In other areas outside of China where the virus is spreading rapidly, sequencing efforts that could identify new variants would be lost, Bogner said. Chinese health officials said they immediately shared the sequence data with the WHO.

“There is nothing we keep to ourselves,” Wu Zunyou, chief epidemiologist at China’s Centers for Disease Control and Prevention, said Thursday. “All the work of our order has been shared with the whole world.”

Nine omicron subvariants dominate the country’s outbreak, Wu said. The limited sequence data that has been shared publicly shows that the variant is largely similar to strains found elsewhere in the world, such as BF.7 and BA.5.2, according to data analytics firm Airfinity, and there is no evidence yet that a new variant is concerned. has appeared. But it may only be a matter of time and with limited information, it is difficult to prepare for the rest of the world, experts say.

“The situation in China worries us a lot,” said Wilbur Lam, who runs the US National Institutes of Health’s RADx Tech Test Validation Core out of labs at Emory University and the Georgia Institute of Technology. The new requirement for travelers from China to show a negative test no more than two days before flying to the US is not a “perfect policy measure,” he said.

Viruses like Covid can mutate every time they reproduce. Sometimes these mutations are insignificant, or even stop the virus from growing. But in rare cases, new mutations can provide advantages that allow certain strains to spread rapidly.

Keeping up with the evolution of viruses poses a difficult challenge for drug manufacturers. For example, the updated booster image from Moderna Inc. and the Pfizer Inc. partnership. and BioNTech SE is designed to target early omicron variants B4 and B5. During the time that the shots were developed, however, these variants were replaced by the faster spreading BQ.1 and BQ.1.1 variants.

In the past few weeks, another variant called XBB has gained steam. Health experts worry that the strain is more likely to evade immune protection from vaccines and previous infections, and may lead to more elusive offspring.

‘Serious Threat’

The BQ and XBB subvariants of omicron “pose a serious threat to the current Covid-19 vaccine, making all legitimate antibodies inactive, and possibly gaining dominance in the population due to the advantage of avoiding antibodies,” researchers from Columbia University wrote in a published study. this month in the journal Cell.

A mutation in XBB, which is common in the Northeastern US, makes at least one Covid test made by DxTerity Diagnostics Inc. less reliable, US regulators said Thursday. In general, scientists have found that it takes longer for a test to be positive when there is an omicron infection, Lam said.

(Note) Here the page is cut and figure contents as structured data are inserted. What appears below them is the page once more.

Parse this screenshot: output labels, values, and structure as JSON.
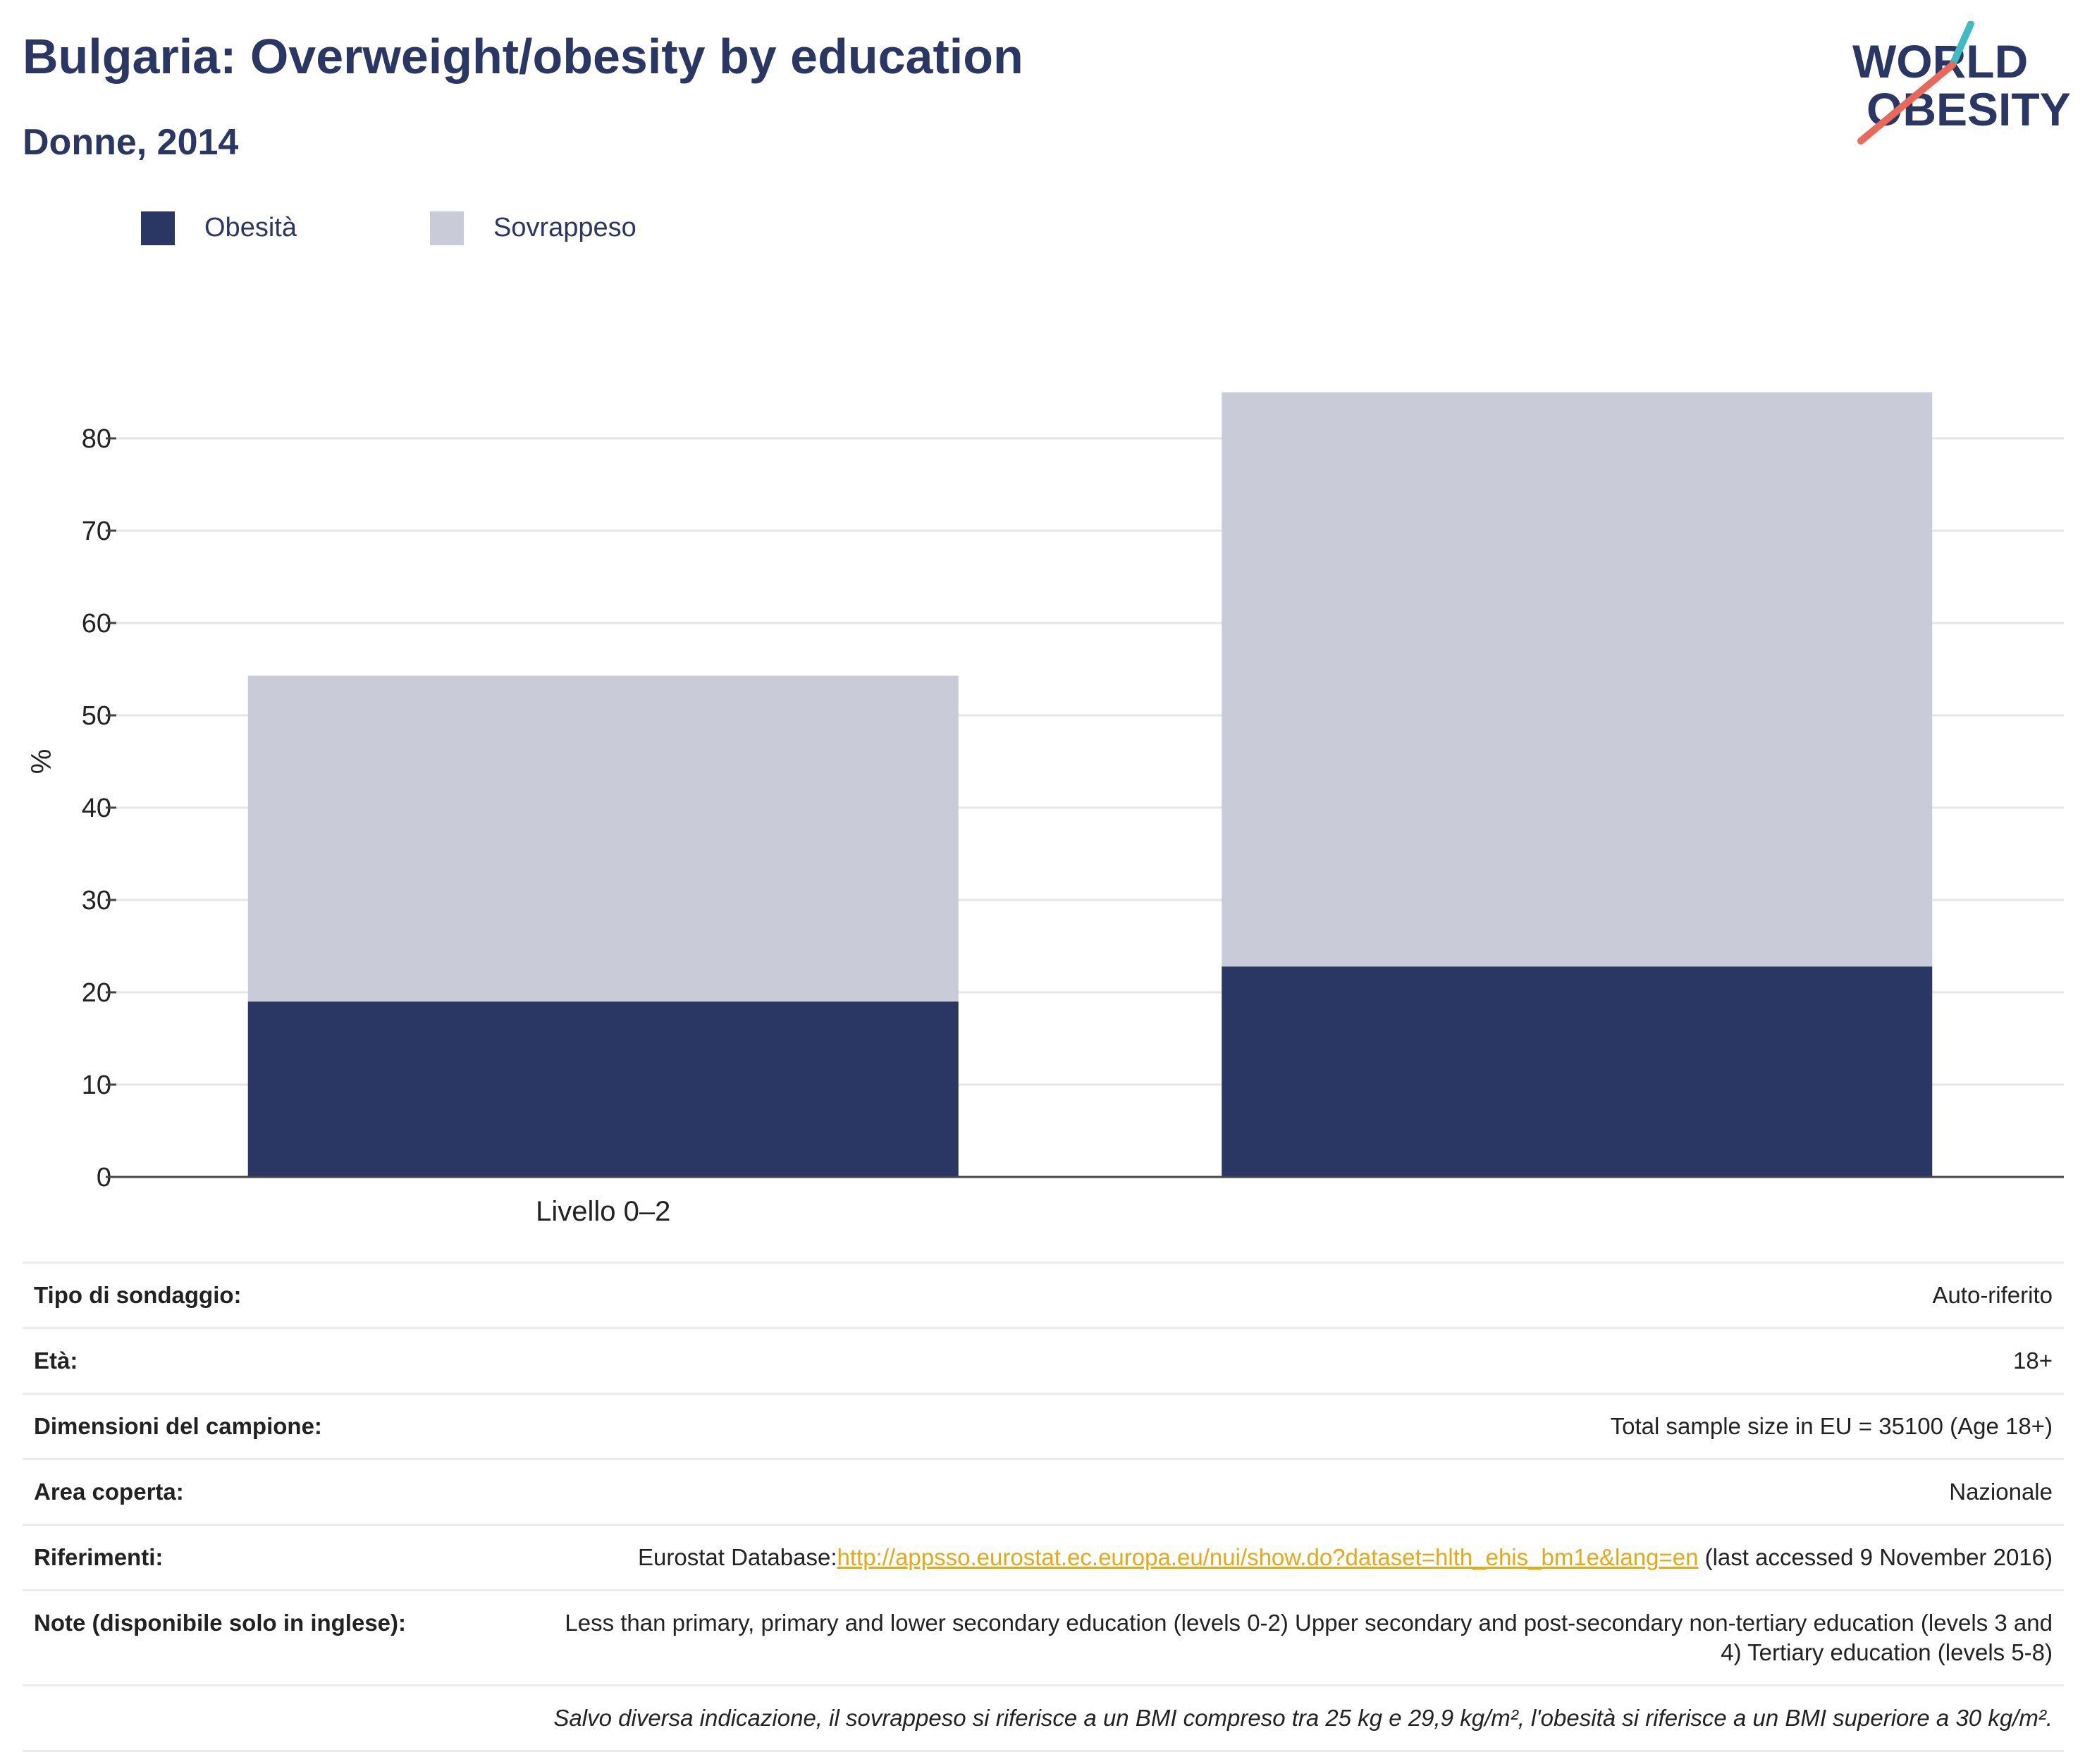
{
  "header": {
    "title": "Bulgaria: Overweight/obesity by education",
    "subtitle": "Donne, 2014",
    "logo": {
      "line1": "WORLD",
      "line2": "OBESITY",
      "accent_teal": "#3ebcc1",
      "accent_red": "#e8695a",
      "text_color": "#2a3663"
    }
  },
  "legend": [
    {
      "label": "Obesità",
      "color": "#2a3663"
    },
    {
      "label": "Sovrappeso",
      "color": "#c9ccd8"
    }
  ],
  "chart_data": {
    "type": "bar",
    "stacked": true,
    "categories": [
      "Livello 0–2",
      ""
    ],
    "series": [
      {
        "name": "Obesità",
        "color": "#2a3663",
        "values": [
          19,
          22.8
        ]
      },
      {
        "name": "Sovrappeso",
        "color": "#c9ccd8",
        "values": [
          35.3,
          62.2
        ]
      }
    ],
    "ylabel": "%",
    "ylim": [
      0,
      90
    ],
    "yticks": [
      0,
      10,
      20,
      30,
      40,
      50,
      60,
      70,
      80
    ],
    "grid": true,
    "legend_position": "top-left"
  },
  "info": {
    "survey_type": {
      "label": "Tipo di sondaggio:",
      "value": "Auto-riferito"
    },
    "age": {
      "label": "Età:",
      "value": "18+"
    },
    "sample": {
      "label": "Dimensioni del campione:",
      "value": "Total sample size in EU = 35100 (Age 18+)"
    },
    "area": {
      "label": "Area coperta:",
      "value": "Nazionale"
    },
    "references": {
      "label": "Riferimenti:",
      "prefix": "Eurostat Database:",
      "link": "http://appsso.eurostat.ec.europa.eu/nui/show.do?dataset=hlth_ehis_bm1e&lang=en",
      "suffix": " (last accessed 9 November 2016)"
    },
    "notes": {
      "label": "Note (disponibile solo in inglese):",
      "value": "Less than primary, primary and lower secondary education (levels 0-2) Upper secondary and post-secondary non-tertiary education (levels 3 and 4) Tertiary education (levels 5-8)"
    },
    "footnote": "Salvo diversa indicazione, il sovrappeso si riferisce a un BMI compreso tra 25 kg e 29,9 kg/m², l'obesità si riferisce a un BMI superiore a 30 kg/m²."
  }
}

Despite the rapid growth of cases there, China may not yet be fertile ground for variants that evade natural or vaccine-assisted human immunity, said Sam Scarpino, director of Artificial Intelligence and Life Sciences at Northeastern University’s Institute for Experiential AI. Relatively few people there have acquired immunity provided by vaccines or previous infections so that the virus can be genetically avoided.

However, as infections continue to rise with few mitigation measures to prevent the virus from spreading in China, new variants could cause problems, Scarpino said.

“In one or two months, we want to watch closely,” he said in an interview.

–With assistance from Immanual John Milton, Dong Lyu, Michelle Fay Cortez, Fiona Rutherford and Jason Gale.